Though many rival portals have attempted to leverage the brokerage’s community’s hostility and distrust of StreetEasy for their own gain, none have had the funding or staying power to pose a lasting threat to StreetEasy’s position. That could change given Citysnap’s backing by CoStar, a publicly-traded company with a market cap of more than $36 billion.
John Mazur, Homesnap’s president, said it would be making “significant investments” in marketing and product to make Citysnap competitive.
CoStar has been looking to expand into residential data for years and has spent more than $1.4 billion since 2014 acquiring companies including Apartments.com and Homesnap. The figure would have been over $2 billion if CoStar’s $588 million acquisition of RentPath had gone through — the deal was terminated after the Federal Trade Commission signalled it would block CoStar’s purchase.
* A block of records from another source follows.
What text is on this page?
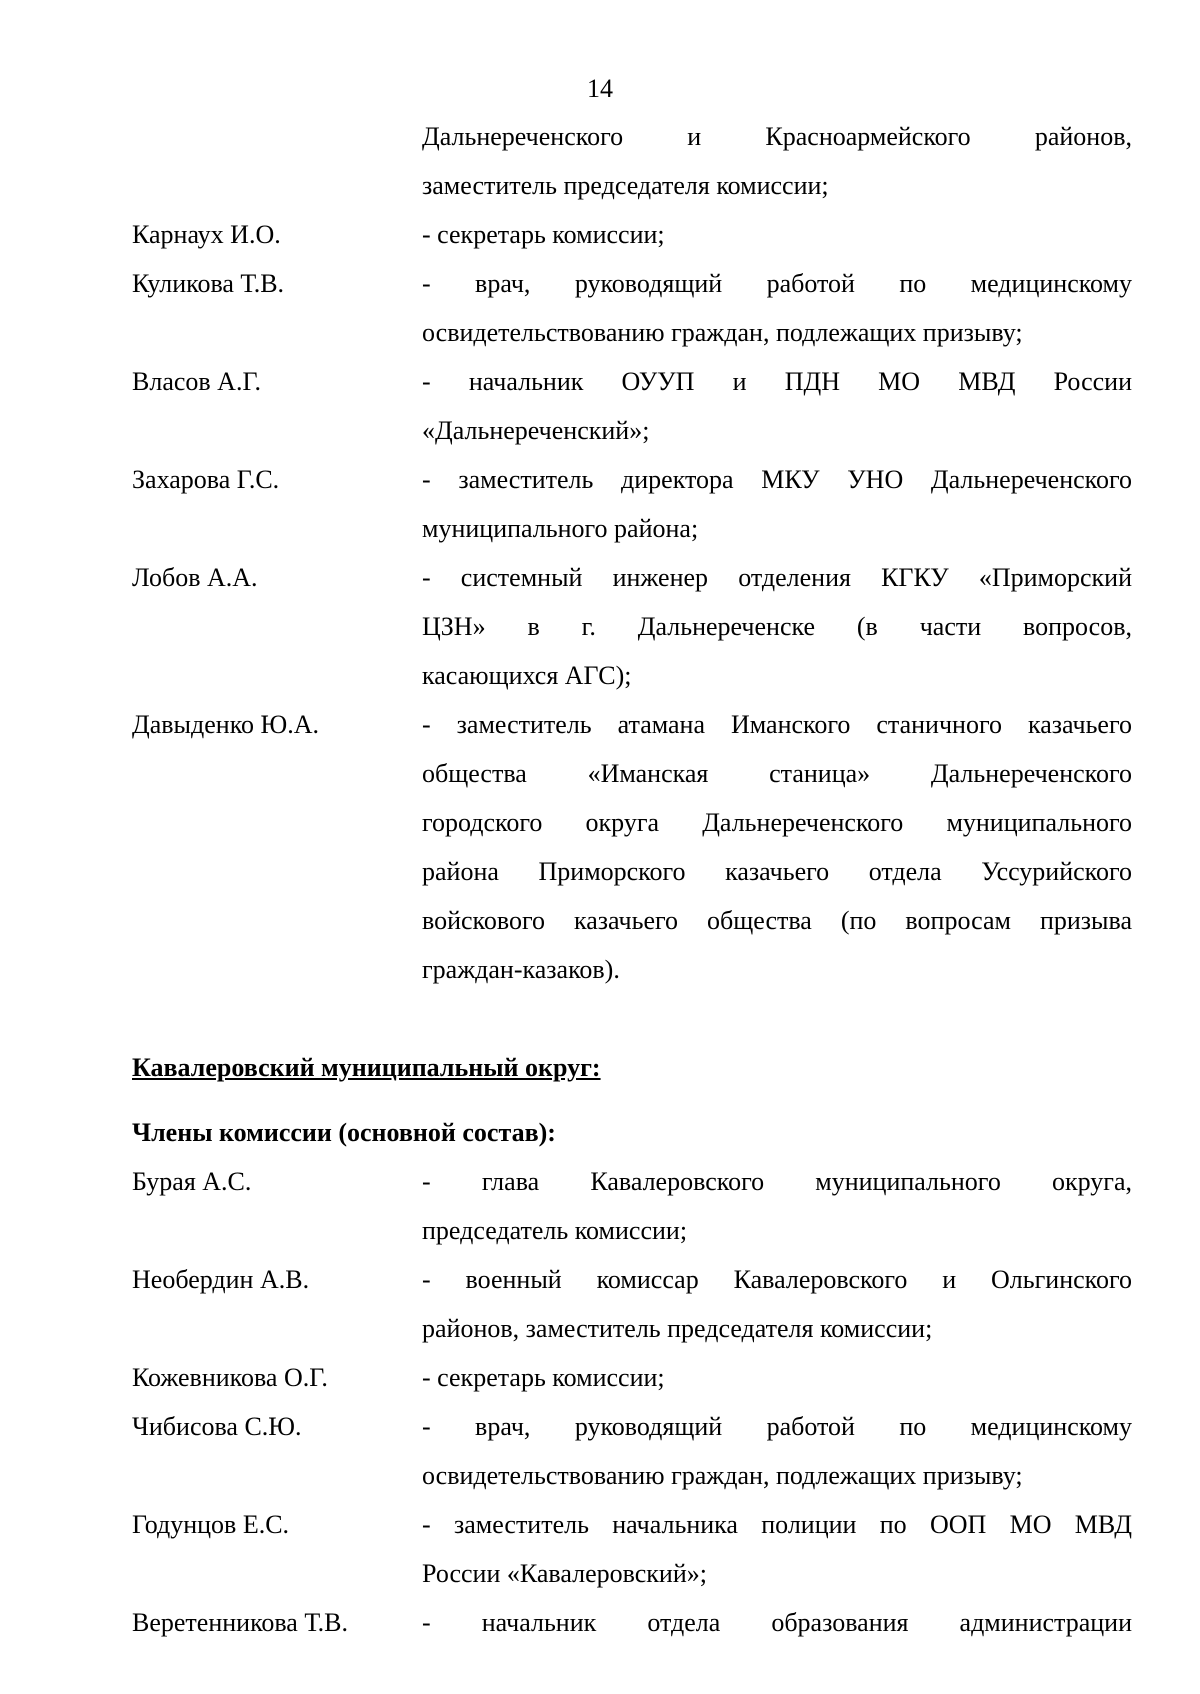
14
Дальнереченского и Красноармейского районов,
заместитель председателя комиссии;
Карнаух И.О.	- секретарь комиссии;
Куликова Т.В.	- врач, руководящий работой по медицинскому
освидетельствованию граждан, подлежащих призыву;
Власов А.Г.	- начальник ОУУП и ПДН МО МВД России
«Дальнереченский»;
Захарова Г.С.	- заместитель директора МКУ УНО Дальнереченского
муниципального района;
Лобов А.А.	- системный инженер отделения КГКУ «Приморский
ЦЗН» в г. Дальнереченске (в части вопросов,
касающихся АГС);
Давыденко Ю.А.	- заместитель атамана Иманского станичного казачьего
общества «Иманская станица» Дальнереченского
городского округа Дальнереченского муниципального
района Приморского казачьего отдела Уссурийского
войскового казачьего общества (по вопросам призыва
граждан-казаков).
Кавалеровский муниципальный округ:
Члены комиссии (основной состав):
Бурая А.С.	- глава Кавалеровского муниципального округа,
председатель комиссии;
Необердин А.В.	- военный комиссар Кавалеровского и Ольгинского
районов, заместитель председателя комиссии;
Кожевникова О.Г.	- секретарь комиссии;
Чибисова С.Ю.	- врач, руководящий работой по медицинскому
освидетельствованию граждан, подлежащих призыву;
Годунцов Е.С.	- заместитель начальника полиции по ООП МО МВД
России «Кавалеровский»;
Веретенникова Т.В.	- начальник отдела образования администрации
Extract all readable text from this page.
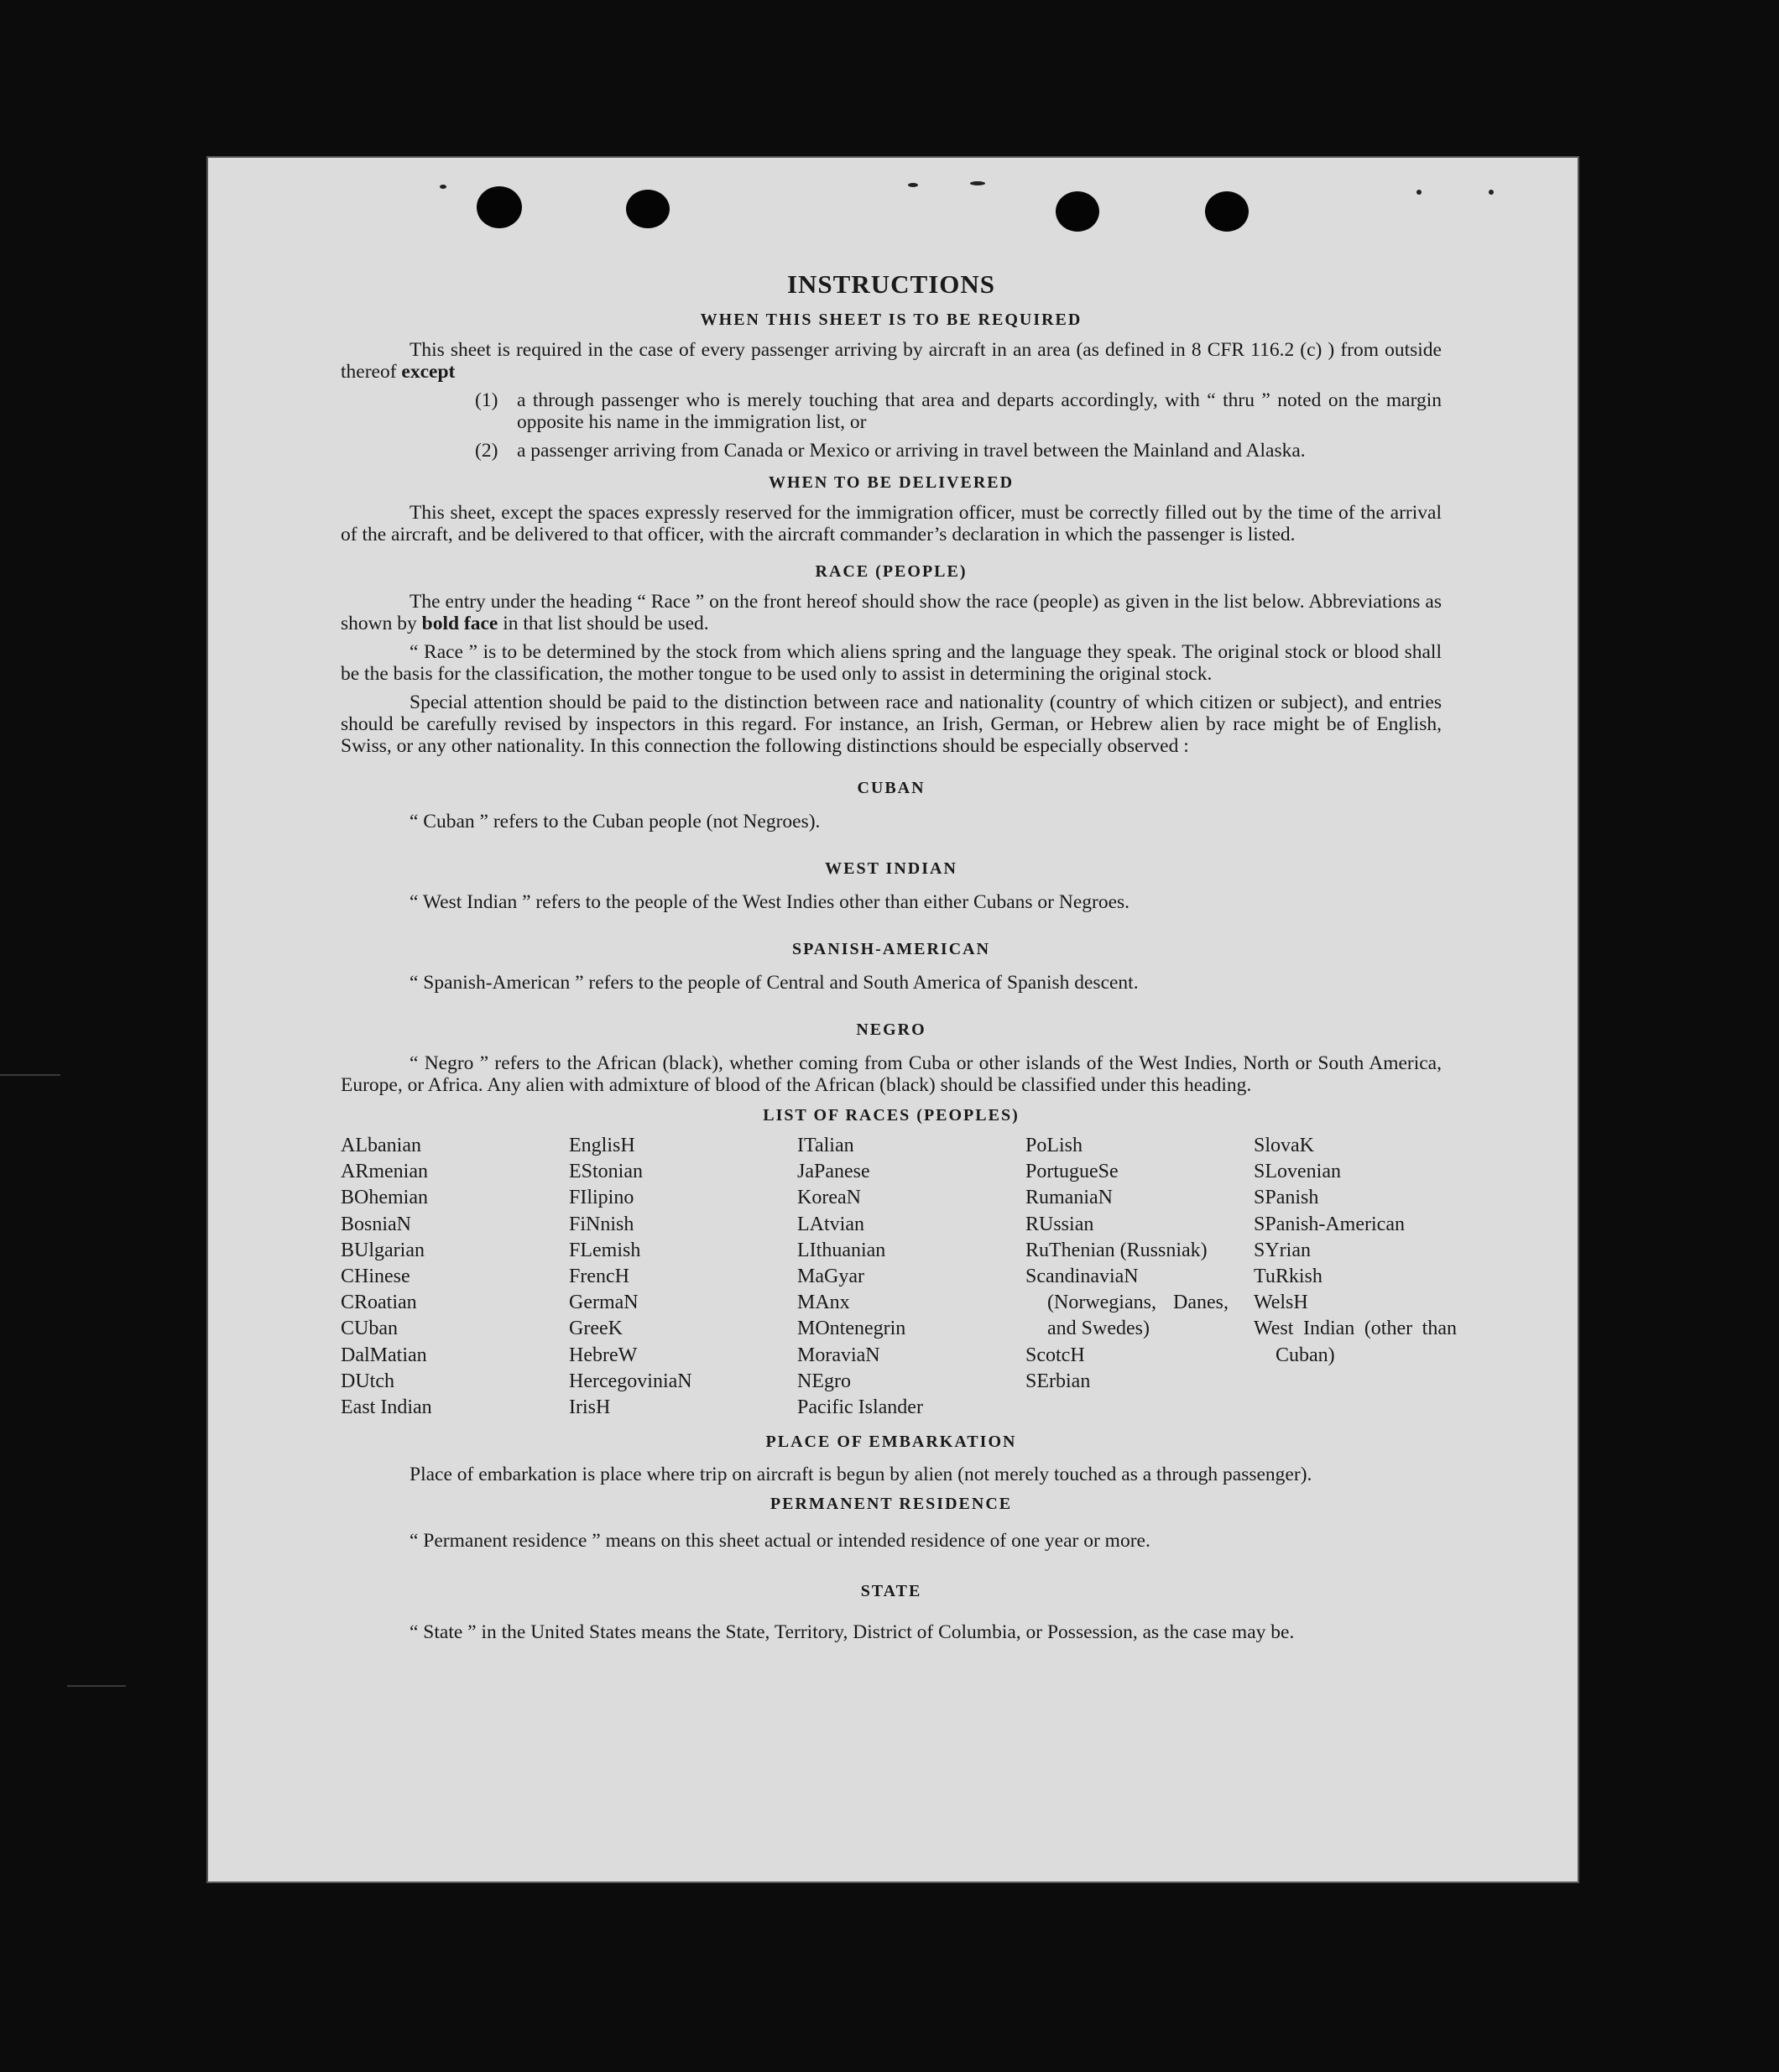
INSTRUCTIONS
WHEN THIS SHEET IS TO BE REQUIRED

This sheet is required in the case of every passenger arriving by aircraft in an area (as defined in 8 CFR 116.2 (c) ) from outside thereof except

(1) a through passenger who is merely touching that area and departs accordingly, with “ thru ” noted on the margin opposite his name in the immigration list, or
(2) a passenger arriving from Canada or Mexico or arriving in travel between the Mainland and Alaska.
WHEN TO BE DELIVERED

This sheet, except the spaces expressly reserved for the immigration officer, must be correctly filled out by the time of the arrival of the aircraft, and be delivered to that officer, with the aircraft commander’s declaration in which the passenger is listed.

RACE (PEOPLE)

The entry under the heading “ Race ” on the front hereof should show the race (people) as given in the list below. Abbreviations as shown by bold face in that list should be used.

“ Race ” is to be determined by the stock from which aliens spring and the language they speak. The original stock or blood shall be the basis for the classification, the mother tongue to be used only to assist in determining the original stock.

Special attention should be paid to the distinction between race and nationality (country of which citizen or subject), and entries should be carefully revised by inspectors in this regard. For instance, an Irish, German, or Hebrew alien by race might be of English, Swiss, or any other nationality. In this connection the following distinctions should be especially observed :

CUBAN

“ Cuban ” refers to the Cuban people (not Negroes).

WEST INDIAN

“ West Indian ” refers to the people of the West Indies other than either Cubans or Negroes.

SPANISH-AMERICAN

“ Spanish-American ” refers to the people of Central and South America of Spanish descent.

NEGRO

“ Negro ” refers to the African (black), whether coming from Cuba or other islands of the West Indies, North or South America, Europe, or Africa. Any alien with admixture of blood of the African (black) should be classified under this heading.

LIST OF RACES (PEOPLES)
ALbanian
ARmenian
BOhemian
BosniaN
BUlgarian
CHinese
CRoatian
CUban
DalMatian
DUtch
East Indian
EnglisH
EStonian
FIlipino
FiNnish
FLemish
FrencH
GermaN
GreeK
HebreW
HercegoviniaN
IrisH
ITalian
JaPanese
KoreaN
LAtvian
LIthuanian
MaGyar
MAnx
MOntenegrin
MoraviaN
NEgro
Pacific Islander
PoLish
PortugueSe
RumaniaN
RUssian
RuThenian (Russniak)
ScandinaviaN (Norwegians, Danes, and Swedes)
ScotcH
SErbian
SlovaK
SLovenian
SPanish
SPanish-American
SYrian
TuRkish
WelsH
West Indian (other than Cuban)
PLACE OF EMBARKATION

Place of embarkation is place where trip on aircraft is begun by alien (not merely touched as a through passenger).

PERMANENT RESIDENCE

“ Permanent residence ” means on this sheet actual or intended residence of one year or more.

STATE

“ State ” in the United States means the State, Territory, District of Columbia, or Possession, as the case may be.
By taking on StreetEasy in New York, one of the most notoriously data-challenged luxury markets in the country, CoStar could deal Zillow a powerful blow. Last December, a source with knowledge of the deal said Homesnap’s interest in partnering with REBNY was to “go after Zillow.”
“It’s a better customer experience,” CoStar’s Florance told Bloomberg of Citysnap on Wednesday. “With this person I’m calling, am I initiating a nightmare of telemarketing, or am I reaching the agent who knows about this listing?”
In a statement, a Zillow spokesperson said StreetEasy “arms consumers with information that puts them in control when finding their next home.”
“We do this because we know how important it is for all consumers to have someone in their corner directly representing their interests when shopping for a home,” the spokesperson added.
The New York Residential Agent Continuum, a group representing the city’s agents, has long been critical of StreetEasy’s advertising practices and is hopeful that new competition will benefit agents and consumers alike.
“It’s important for our ecosystem to have more than one trusted data source,” said Heather McDonough Domi, NYRAC’s founding chairperson. “I hope that Citysnap will finally offer that alternative to the consumer.”
But there are some concerns over CoStar’s heft and its litigious track record.
“You have to ask yourself, is this not the fox in the henhouse?” said Donna Olshan of Olshan Realty. “They’re obviously trying to buy and get ahold of as much data as possible. Where do you think that’s going to end up?”
Compass’ Dagan said a not-for-profit trade organization like REBNY and a publicly-traded behemoth like CoStar make for strange bedfellows. “That should raise eyebrows in my opinion,” he added. “The internet is a winner-takes-all market.”
For BHS’ del Rosario, however, the choice is simple: “I trust CoStar more than Zillow and StreetEasy,” he said.